Different companies and experts have varying definitions and use cases for AI agents. Google sees them as task-based assistants, helping with coding, marketing, or IT troubleshooting. Asana views AI agents as extra employees that handle assigned tasks. Sierra, a startup founded by industry veterans, sees agents as customer experience tools that solve complex problems.

Despite the lack of a cohesive definition, AI agents share the common goal of completing tasks in an automated manner with minimal human interaction. These systems incorporate various AI technologies such as natural language processing, machine learning, and computer vision to operate autonomously or alongside human users.
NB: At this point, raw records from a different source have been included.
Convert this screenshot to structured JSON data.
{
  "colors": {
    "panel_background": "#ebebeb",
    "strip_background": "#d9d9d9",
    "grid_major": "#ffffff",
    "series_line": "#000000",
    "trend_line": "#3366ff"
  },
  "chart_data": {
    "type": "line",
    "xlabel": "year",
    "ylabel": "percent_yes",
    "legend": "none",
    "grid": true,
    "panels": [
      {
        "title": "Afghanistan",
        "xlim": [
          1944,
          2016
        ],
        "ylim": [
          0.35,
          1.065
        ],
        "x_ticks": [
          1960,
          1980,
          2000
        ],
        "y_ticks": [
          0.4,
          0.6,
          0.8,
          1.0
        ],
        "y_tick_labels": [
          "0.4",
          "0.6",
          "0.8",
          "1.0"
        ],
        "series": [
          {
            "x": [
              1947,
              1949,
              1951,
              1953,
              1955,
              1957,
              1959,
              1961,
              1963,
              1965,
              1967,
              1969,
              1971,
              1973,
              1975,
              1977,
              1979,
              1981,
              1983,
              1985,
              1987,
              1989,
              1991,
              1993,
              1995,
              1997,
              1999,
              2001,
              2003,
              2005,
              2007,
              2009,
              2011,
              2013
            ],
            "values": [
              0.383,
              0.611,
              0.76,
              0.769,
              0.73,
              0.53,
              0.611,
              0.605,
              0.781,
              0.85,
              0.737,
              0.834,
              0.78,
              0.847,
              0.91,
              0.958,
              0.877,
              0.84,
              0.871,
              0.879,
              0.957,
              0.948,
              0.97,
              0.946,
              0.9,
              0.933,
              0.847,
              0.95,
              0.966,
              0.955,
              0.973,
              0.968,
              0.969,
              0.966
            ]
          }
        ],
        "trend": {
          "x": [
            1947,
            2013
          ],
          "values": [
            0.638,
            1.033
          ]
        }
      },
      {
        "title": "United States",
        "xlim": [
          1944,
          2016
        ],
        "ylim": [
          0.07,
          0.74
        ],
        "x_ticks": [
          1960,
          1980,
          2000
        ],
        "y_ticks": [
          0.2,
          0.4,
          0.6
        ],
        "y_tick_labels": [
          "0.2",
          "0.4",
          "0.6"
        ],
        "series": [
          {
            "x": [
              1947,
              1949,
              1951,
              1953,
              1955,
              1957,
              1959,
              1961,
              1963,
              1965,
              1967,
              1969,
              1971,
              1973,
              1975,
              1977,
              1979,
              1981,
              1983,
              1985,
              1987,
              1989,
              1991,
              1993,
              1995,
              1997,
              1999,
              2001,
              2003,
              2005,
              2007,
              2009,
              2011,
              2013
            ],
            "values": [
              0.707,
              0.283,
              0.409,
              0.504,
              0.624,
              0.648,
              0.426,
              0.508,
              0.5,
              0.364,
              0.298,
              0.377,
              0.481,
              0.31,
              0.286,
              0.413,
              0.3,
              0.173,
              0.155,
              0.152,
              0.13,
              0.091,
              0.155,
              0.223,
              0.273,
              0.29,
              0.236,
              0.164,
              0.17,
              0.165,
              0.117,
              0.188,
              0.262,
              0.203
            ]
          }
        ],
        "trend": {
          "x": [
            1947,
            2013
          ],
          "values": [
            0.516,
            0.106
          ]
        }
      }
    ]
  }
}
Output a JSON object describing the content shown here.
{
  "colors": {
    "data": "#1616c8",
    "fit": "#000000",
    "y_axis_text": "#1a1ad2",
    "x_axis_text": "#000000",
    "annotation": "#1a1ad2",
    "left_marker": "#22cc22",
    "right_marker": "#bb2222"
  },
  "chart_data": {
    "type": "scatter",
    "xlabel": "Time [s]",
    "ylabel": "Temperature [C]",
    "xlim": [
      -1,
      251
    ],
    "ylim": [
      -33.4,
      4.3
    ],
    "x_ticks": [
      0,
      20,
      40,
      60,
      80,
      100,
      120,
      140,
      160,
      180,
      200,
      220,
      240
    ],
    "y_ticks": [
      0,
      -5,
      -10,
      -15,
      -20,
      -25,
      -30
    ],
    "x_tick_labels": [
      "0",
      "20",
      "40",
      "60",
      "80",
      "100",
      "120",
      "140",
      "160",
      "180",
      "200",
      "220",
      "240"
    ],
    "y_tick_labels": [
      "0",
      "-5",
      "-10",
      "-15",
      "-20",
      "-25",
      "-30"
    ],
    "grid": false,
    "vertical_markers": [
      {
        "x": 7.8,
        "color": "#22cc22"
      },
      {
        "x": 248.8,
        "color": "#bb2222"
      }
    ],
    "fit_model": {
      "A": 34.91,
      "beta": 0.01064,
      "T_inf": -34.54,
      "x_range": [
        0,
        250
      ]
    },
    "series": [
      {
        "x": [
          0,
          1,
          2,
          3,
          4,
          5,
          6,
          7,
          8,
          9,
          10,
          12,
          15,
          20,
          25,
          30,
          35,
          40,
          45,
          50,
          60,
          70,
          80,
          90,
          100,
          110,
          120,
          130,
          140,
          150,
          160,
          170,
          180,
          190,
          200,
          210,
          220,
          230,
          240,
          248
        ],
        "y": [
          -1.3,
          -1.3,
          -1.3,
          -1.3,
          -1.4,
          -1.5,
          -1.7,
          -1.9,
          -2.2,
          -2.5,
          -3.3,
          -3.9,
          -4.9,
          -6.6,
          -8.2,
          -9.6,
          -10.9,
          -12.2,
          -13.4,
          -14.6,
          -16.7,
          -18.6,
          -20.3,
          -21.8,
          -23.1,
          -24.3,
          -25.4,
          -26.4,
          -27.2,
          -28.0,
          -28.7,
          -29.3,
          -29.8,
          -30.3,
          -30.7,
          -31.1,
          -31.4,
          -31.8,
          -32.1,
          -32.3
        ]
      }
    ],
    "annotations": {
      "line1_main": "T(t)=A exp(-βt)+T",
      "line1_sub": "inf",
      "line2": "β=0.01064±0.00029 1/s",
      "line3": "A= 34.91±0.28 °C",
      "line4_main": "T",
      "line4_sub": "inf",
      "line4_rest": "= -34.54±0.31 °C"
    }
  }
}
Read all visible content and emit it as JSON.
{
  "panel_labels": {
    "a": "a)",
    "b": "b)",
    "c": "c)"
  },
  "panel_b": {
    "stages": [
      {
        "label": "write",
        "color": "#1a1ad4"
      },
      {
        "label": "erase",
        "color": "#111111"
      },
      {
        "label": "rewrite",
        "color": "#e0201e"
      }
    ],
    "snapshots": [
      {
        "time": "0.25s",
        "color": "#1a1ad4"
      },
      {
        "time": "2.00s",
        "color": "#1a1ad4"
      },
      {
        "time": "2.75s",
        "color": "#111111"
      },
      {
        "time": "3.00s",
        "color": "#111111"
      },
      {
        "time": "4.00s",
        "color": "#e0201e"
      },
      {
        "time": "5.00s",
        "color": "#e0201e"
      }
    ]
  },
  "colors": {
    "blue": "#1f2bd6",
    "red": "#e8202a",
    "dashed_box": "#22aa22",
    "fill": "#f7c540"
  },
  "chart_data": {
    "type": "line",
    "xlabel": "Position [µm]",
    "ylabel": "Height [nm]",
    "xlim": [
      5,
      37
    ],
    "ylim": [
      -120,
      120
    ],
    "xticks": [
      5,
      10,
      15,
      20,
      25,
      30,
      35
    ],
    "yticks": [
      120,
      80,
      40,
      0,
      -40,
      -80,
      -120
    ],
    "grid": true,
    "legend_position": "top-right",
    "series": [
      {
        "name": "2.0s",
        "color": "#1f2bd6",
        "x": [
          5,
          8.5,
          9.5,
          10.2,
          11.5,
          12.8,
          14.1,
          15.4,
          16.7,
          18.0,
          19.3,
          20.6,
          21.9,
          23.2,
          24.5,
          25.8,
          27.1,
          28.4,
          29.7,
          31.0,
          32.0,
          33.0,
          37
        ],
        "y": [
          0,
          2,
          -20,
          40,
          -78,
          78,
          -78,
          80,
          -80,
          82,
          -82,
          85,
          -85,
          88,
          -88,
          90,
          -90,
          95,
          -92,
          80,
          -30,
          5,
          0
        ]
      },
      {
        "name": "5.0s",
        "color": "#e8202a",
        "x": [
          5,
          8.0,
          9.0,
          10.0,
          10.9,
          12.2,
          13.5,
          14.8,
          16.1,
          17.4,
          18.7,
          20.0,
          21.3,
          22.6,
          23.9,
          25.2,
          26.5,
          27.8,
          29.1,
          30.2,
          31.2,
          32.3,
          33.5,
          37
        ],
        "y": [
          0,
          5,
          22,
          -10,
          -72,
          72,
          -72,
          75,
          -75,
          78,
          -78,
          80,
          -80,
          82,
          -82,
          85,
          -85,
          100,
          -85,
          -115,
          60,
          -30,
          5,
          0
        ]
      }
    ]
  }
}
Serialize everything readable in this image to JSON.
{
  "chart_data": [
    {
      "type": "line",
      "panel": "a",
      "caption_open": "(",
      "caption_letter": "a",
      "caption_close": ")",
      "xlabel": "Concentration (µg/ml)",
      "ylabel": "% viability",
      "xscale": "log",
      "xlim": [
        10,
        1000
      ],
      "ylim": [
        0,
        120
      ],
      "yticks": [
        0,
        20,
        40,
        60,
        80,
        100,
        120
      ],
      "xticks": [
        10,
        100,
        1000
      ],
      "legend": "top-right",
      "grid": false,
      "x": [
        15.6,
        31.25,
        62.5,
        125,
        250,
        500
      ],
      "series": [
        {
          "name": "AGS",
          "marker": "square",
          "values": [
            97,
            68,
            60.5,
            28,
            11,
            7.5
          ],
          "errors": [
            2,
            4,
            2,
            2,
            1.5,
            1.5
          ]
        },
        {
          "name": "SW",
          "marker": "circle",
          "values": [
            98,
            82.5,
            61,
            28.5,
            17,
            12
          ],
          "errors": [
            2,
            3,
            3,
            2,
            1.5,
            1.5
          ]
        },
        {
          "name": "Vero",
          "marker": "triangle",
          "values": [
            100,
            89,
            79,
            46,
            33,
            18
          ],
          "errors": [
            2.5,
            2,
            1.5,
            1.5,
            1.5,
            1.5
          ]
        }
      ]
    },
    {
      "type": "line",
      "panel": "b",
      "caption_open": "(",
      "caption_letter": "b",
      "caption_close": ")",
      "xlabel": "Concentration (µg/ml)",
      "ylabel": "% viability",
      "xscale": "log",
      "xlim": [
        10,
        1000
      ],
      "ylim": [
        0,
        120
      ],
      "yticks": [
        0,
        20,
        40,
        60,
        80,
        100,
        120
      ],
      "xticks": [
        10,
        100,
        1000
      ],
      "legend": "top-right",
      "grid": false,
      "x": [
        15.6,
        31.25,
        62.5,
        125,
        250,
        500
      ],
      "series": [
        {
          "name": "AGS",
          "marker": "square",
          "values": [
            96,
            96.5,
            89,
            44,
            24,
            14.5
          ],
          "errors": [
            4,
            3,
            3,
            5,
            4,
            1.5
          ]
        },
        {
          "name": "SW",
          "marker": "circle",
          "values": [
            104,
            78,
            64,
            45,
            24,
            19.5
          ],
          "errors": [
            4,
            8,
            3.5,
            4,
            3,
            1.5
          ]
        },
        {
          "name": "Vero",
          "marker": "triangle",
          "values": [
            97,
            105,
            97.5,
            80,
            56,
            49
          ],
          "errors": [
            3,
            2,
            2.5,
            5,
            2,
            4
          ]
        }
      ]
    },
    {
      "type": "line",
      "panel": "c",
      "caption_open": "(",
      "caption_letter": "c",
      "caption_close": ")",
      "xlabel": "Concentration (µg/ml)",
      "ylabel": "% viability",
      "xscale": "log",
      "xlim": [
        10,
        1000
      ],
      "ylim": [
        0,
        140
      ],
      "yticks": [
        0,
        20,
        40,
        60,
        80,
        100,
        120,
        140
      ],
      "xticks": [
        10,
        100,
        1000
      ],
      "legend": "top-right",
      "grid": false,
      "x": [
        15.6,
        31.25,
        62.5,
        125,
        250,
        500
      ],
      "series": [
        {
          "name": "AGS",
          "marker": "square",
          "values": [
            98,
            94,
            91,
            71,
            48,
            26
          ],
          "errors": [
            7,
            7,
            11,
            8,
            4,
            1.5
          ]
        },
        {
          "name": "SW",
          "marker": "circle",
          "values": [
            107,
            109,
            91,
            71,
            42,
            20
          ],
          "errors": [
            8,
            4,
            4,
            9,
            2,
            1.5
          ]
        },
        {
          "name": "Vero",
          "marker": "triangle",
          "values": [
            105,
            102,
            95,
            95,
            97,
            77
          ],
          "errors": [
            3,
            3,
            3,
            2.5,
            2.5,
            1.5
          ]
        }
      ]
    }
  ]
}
Experts believe that as AI technology advances, AI agents will be capable of doing much more on behalf of humans. Factors such as GPU price/performance, model efficiency, model quality and intelligence, and improvements in AI frameworks and infrastructure will contribute to the growth and capabilities of AI agents.

However, it’s important to note that AI faces unique challenges compared to other technologies. MIT robotics pioneer Rodney Brooks highlights the difficulty of crossing systems and the lack of access to legacy systems’ basic APIs. While improvements are being made, there may be limitations to what AI agents can currently achieve.

David Cushman of HFS Research sees the current generation of bots as assistants that help humans complete tasks in pursuit of strategic goals. The challenge lies in enabling machines to handle contingencies in a fully automated way, which is still a work in progress.

The development of an AI agent infrastructure, a tech stack specifically designed for creating agents, is crucial for the proliferation of AI agents. The industry needs to build an infrastructure that supports AI agents and the applications that rely on them. Over time, reasoning and frontier models will improve, and developers will require a platform that offers scalability, performance, and reliability.

It’s worth noting that multiple models, rather than a single large language model, may be necessary to make AI agents work effectively. Fred Havemeyer of Macquarie US Equity Research suggests that the most effective agents will likely be a collection of different models with a routing layer that delegates tasks to the most suitable agent and model.

While the industry is working towards the goal of autonomous agents, there is still a transition period and breakthroughs are needed for AI agents to operate as envisioned. The current advancements are promising, but there is still progress to be made before AI agents can operate independently and handle abstract goals with complete autonomy.